Whether you are bringing indoors evergreen boughs, a whole tree, or just a smaller reminder of the turning of the seasons, decorating with nature helps your child to connect with nature and the cycle of life, death, and new life.
This year, I adapted a velvet acorns project I found in a surprise issue of Better Homes and Gardens in my mail (which also brings up the question, why am I receiving a magazine I didn’t subscribe to?).
Collect Acorn Caps. I sent my son out to find acorn caps, and they only kind he could find were a bit rough, but we use what we find.
Wash the Caps. Before you use them for crafts, rinse the caps thoroughly then leave them to dry for a day.

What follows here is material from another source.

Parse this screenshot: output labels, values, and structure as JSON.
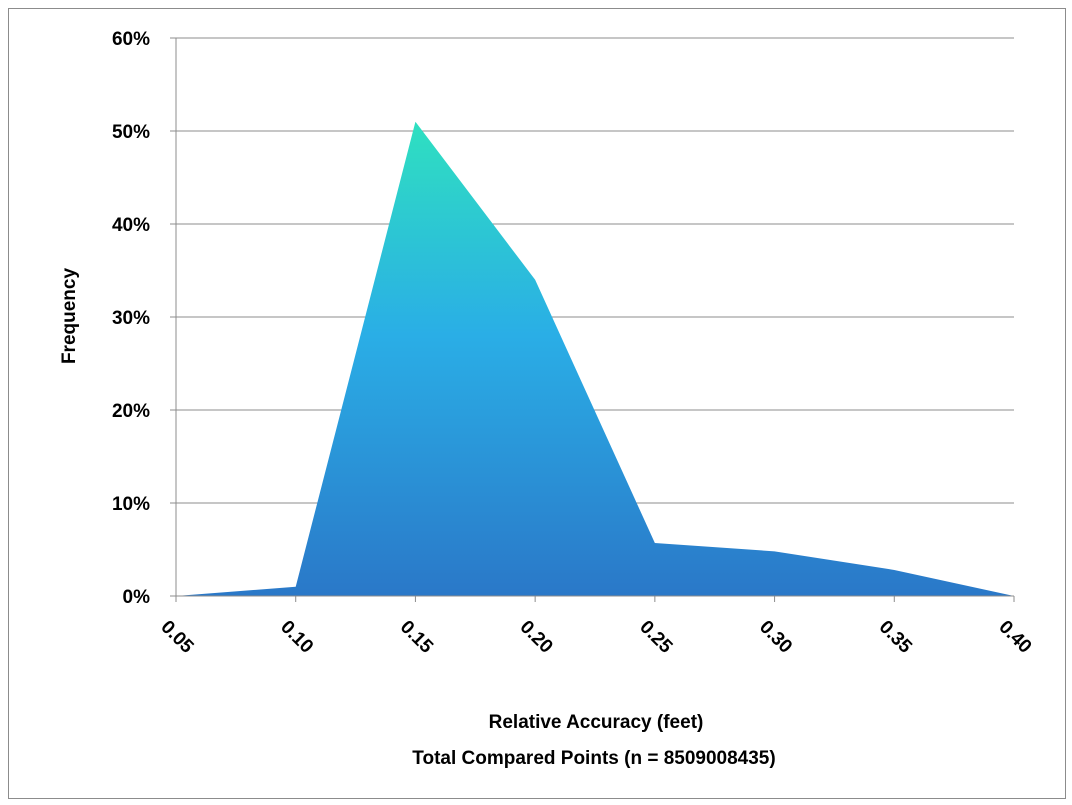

Freeze the Caps. Before you use natural materials for crafts that you plan to keep indoors, you might want to make sure that you aren’t bringing in any small creatures with them. I freeze sticks, corn, acorn caps, or anything else that is going into crafts. Be sure they are completely dry before you freeze them, so they won’t crack, then leave them to warm up to room temperature before you start your project.
Fabric Circles. I have a lot of colorful, organic cotton fabric scraps, so I gathered a nice rainbow and cut 2 ½” circles. You can prepare the circles by making a loose basting stitch around the edge. If you have fast-drying glue, consider this optional.
Stuffing. If you have scraps left over from cutting your circles, bunch them up into a ball about the size of a cotton ball and hold inside one of the cut circles.
Glue. Put plenty of glue inside an acorn cap to hold the gathered fabric.
Gather. Pull the edges of your circle in around your ball of scraps, and hold the gathered edge firmly inside the glue in the cap until the fabric doesn’t try to pop back out.
Repeat. I spent about 20 minutes total cleaning acorn caps and creating a dozen fabric acorns.
Our colorful acorns are going with us to Granny’s house, where we will be celebrating the holidays this year.